Op grond van haar onderzoek overweegt en beslist de beroepscommissie als volgt.

 

1.         De inhoud van de bestreden beslissing

De selectiefunctionaris heeft het bezwaarschrift van klager gericht tegen de beslissing hem te plaatsen in de gevangenis van de locatie Zuyder Bos te Heerhugowaard ongegrond verklaard.

 

2.         De feiten

Klager is sinds 27 september 2017 gedetineerd. Hij verbleef in de extra zorgvoorziening (EZV) van het huis van bewaring (h.v.b.) van de penitentiaire inrichting (p.i.) Groot Alphen. Op 8 januari 2018 is hij geplaatst in de gevangenis van de locatie Zuyder Bos, waar een regime van beperkte gemeenschap geldt.

 

3.         De standpunten

3.1.      Namens klager is het beroep als volgt toegelicht. Klagers klacht richtte zich aanvankelijk slechts tegen de beslissing hem niet in een EZV te plaatsen. Inmiddels (d.d. 8 februari 2018) heeft klager echter zulke negatieve ervaringen met de locatie Zuyder Bos, dat hij bij voorkeur teruggeplaatst zou willen worden naar de specifieke EZV van de p.i. Groot Alphen.
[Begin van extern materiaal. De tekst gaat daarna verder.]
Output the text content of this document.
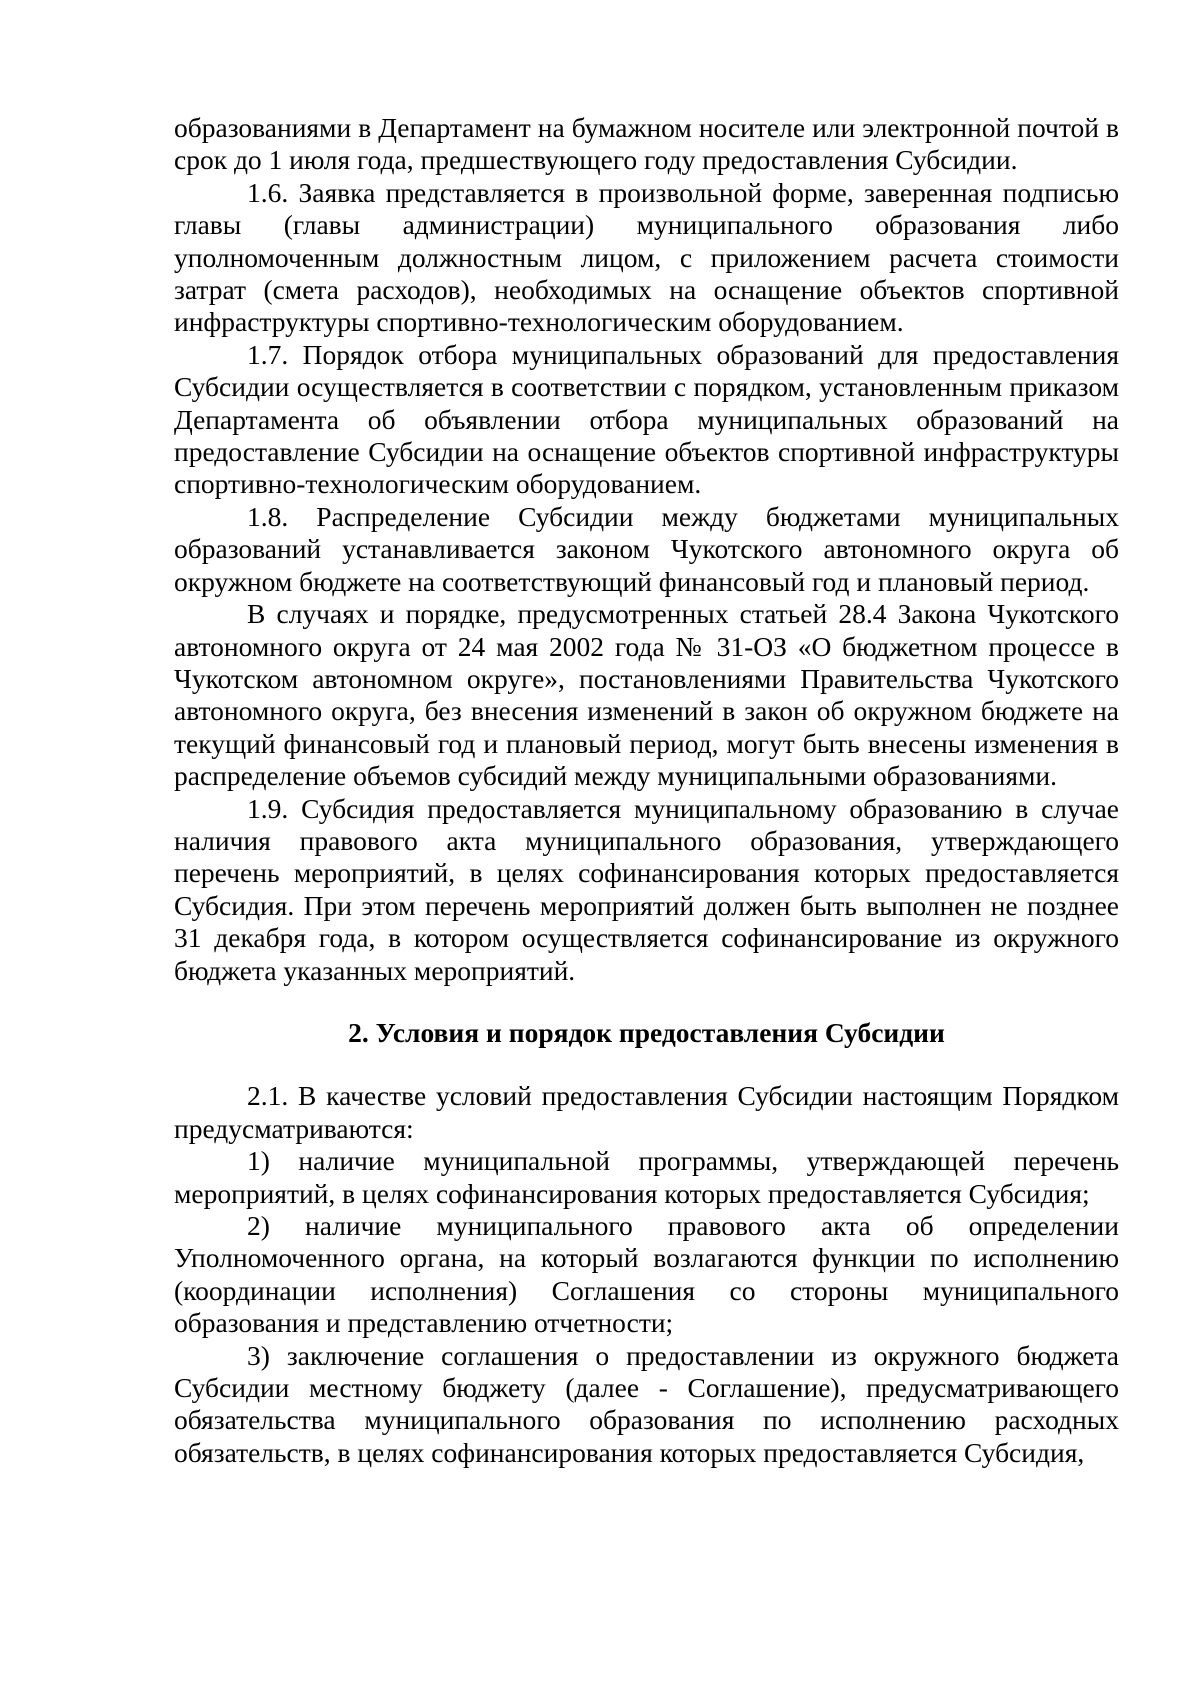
образованиями в Департамент на бумажном носителе или электронной почтой в срок до 1 июля года, предшествующего году предоставления Субсидии.

1.6. Заявка представляется в произвольной форме, заверенная подписью главы (главы администрации) муниципального образования либо уполномоченным должностным лицом, с приложением расчета стоимости затрат (смета расходов), необходимых на оснащение объектов спортивной инфраструктуры спортивно-технологическим оборудованием.

1.7. Порядок отбора муниципальных образований для предоставления Субсидии осуществляется в соответствии с порядком, установленным приказом Департамента об объявлении отбора муниципальных образований на предоставление Субсидии на оснащение объектов спортивной инфраструктуры спортивно-технологическим оборудованием.

1.8. Распределение Субсидии между бюджетами муниципальных образований устанавливается законом Чукотского автономного округа об окружном бюджете на соответствующий финансовый год и плановый период.

В случаях и порядке, предусмотренных статьей 28.4 Закона Чукотского автономного округа от 24 мая 2002 года № 31-ОЗ «О бюджетном процессе в Чукотском автономном округе», постановлениями Правительства Чукотского автономного округа, без внесения изменений в закон об окружном бюджете на текущий финансовый год и плановый период, могут быть внесены изменения в распределение объемов субсидий между муниципальными образованиями.

1.9. Субсидия предоставляется муниципальному образованию в случае наличия правового акта муниципального образования, утверждающего перечень мероприятий, в целях софинансирования которых предоставляется Субсидия. При этом перечень мероприятий должен быть выполнен не позднее 31 декабря года, в котором осуществляется софинансирование из окружного бюджета указанных мероприятий.

2. Условия и порядок предоставления Субсидии

2.1. В качестве условий предоставления Субсидии настоящим Порядком предусматриваются:

1) наличие муниципальной программы, утверждающей перечень мероприятий, в целях софинансирования которых предоставляется Субсидия;

2) наличие муниципального правового акта об определении Уполномоченного органа, на который возлагаются функции по исполнению (координации исполнения) Соглашения со стороны муниципального образования и представлению отчетности;

3) заключение соглашения о предоставлении из окружного бюджета Субсидии местному бюджету (далее - Соглашение), предусматривающего обязательства муниципального образования по исполнению расходных обязательств, в целях софинансирования которых предоставляется Субсидия,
Klagers medische situatie werd in de locatie Zuyder Bos op diverse manieren onvoldoende serieus behandeld. Plaatsing in een EZV was geïndiceerd met het oog op klagers fysieke en psychische klachten. Hij lijdt aan een posttraumatische stressstoornis (PTSS). De psycholoog die advies heeft uitgebracht, heeft klager nooit ontmoet. In de locatie Zuyder Bos is klagers fysieke situatie bovendien nog verslechterd. Verzocht wordt klager te plaatsen in de EZV van de p.i. Groot Alphen, dan wel in de EZV van de locatie Zuyder Bos en voorts aan klager een tegemoetkoming toe te kennen.
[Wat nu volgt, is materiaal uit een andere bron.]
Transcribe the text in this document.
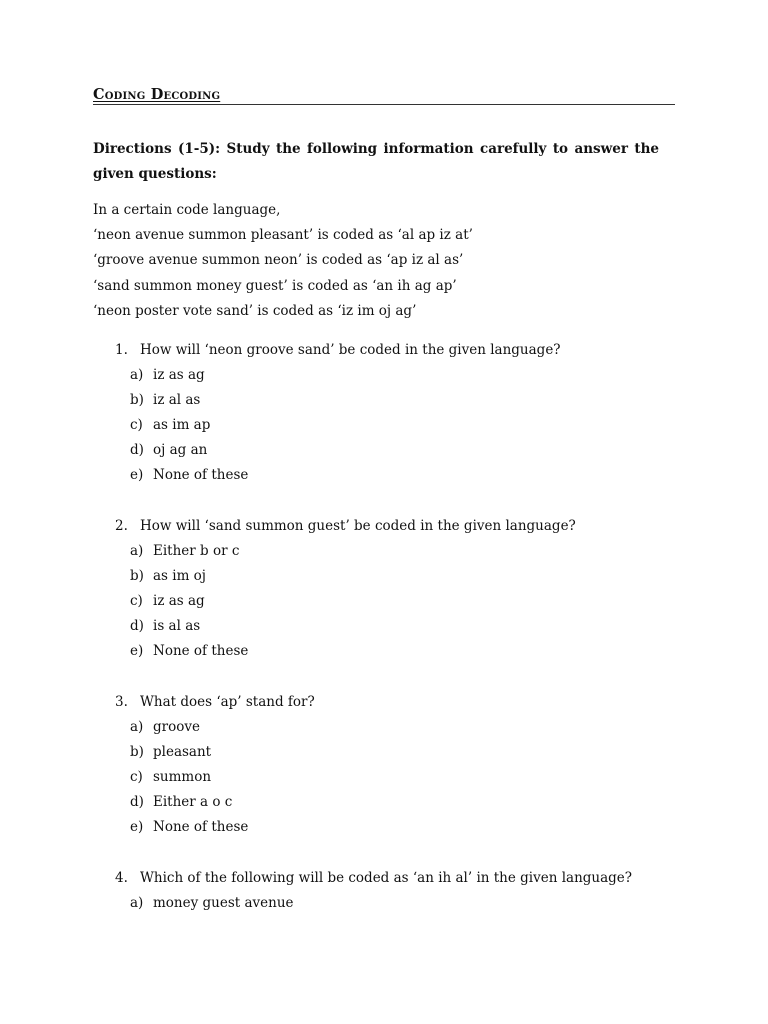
Coding Decoding
Directions (1-5): Study the following information carefully to answer the given questions:
In a certain code language,
‘neon avenue summon pleasant’ is coded as ‘al ap iz at’
‘groove avenue summon neon’ is coded as ‘ap iz al as’
‘sand summon money guest’ is coded as ‘an ih ag ap’
‘neon poster vote sand’ is coded as ‘iz im oj ag’
1. How will ‘neon groove sand’ be coded in the given language?
a) iz as ag
b) iz al as
c) as im ap
d) oj ag an
e) None of these
2. How will ‘sand summon guest’ be coded in the given language?
a) Either b or c
b) as im oj
c) iz as ag
d) is al as
e) None of these
3. What does ‘ap’ stand for?
a) groove
b) pleasant
c) summon
d) Either a o c
e) None of these
4. Which of the following will be coded as ‘an ih al’ in the given language?
a) money guest avenue
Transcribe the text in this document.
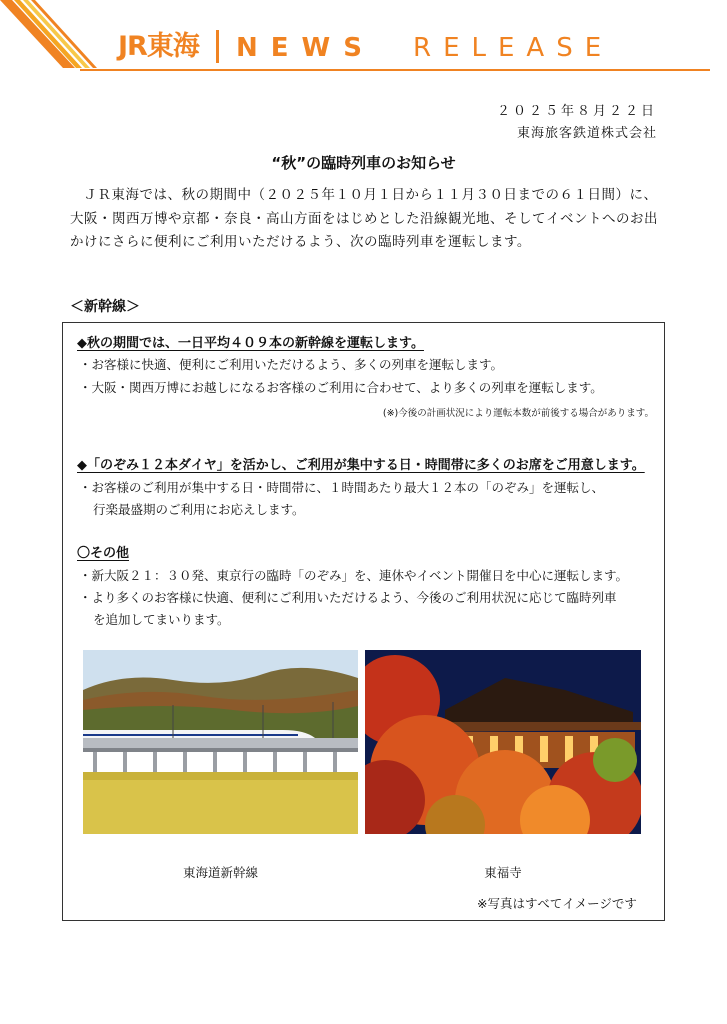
JR東海 NEWS RELEASE
２０２５年８月２２日
東海旅客鉄道株式会社
“秋”の臨時列車のお知らせ

ＪＲ東海では、秋の期間中（２０２５年１０月１日から１１月３０日までの６１日間）に、大阪・関西万博や京都・奈良・高山方面をはじめとした沿線観光地、そしてイベントへのお出かけにさらに便利にご利用いただけるよう、次の臨時列車を運転します。

＜新幹線＞
◆秋の期間では、一日平均４０９本の新幹線を運転します。
・お客様に快適、便利にご利用いただけるよう、多くの列車を運転します。
・大阪・関西万博にお越しになるお客様のご利用に合わせて、より多くの列車を運転します。
(※)今後の計画状況により運転本数が前後する場合があります。
◆「のぞみ１２本ダイヤ」を活かし、ご利用が集中する日・時間帯に多くのお席をご用意します。
・お客様のご利用が集中する日・時間帯に、１時間あたり最大１２本の「のぞみ」を運転し、
行楽最盛期のご利用にお応えします。
〇その他
・新大阪２１：３０発、東京行の臨時「のぞみ」を、連休やイベント開催日を中心に運転します。
・より多くのお客様に快適、便利にご利用いただけるよう、今後のご利用状況に応じて臨時列車
を追加してまいります。
東海道新幹線	東福寺
※写真はすべてイメージです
3.2.      De selectiefunctionaris heeft de bestreden beslissing als volgt toegelicht. Klager is op 4 mei 2018 voorwaardelijk in vrijheid gesteld. Hij heeft dus geen belang meer bij het beroep en moet daarom niet-ontvankelijk worden verklaard.

 

4.         De beoordeling

4.1.      Klager is op 4 mei 2018 in vrijheid gesteld. In beginsel zou hij daarom niet-ontvankelijk worden verklaard in zijn beroep, omdat met zijn invrijheidstelling het belang aan zijn beroep is komen te ontvallen. Nu in beroep is verzocht aan klager een tegemoetkoming toe te kennen, zal de beroepscommissie het beroep echter alsnog inhoudelijk beoordelen.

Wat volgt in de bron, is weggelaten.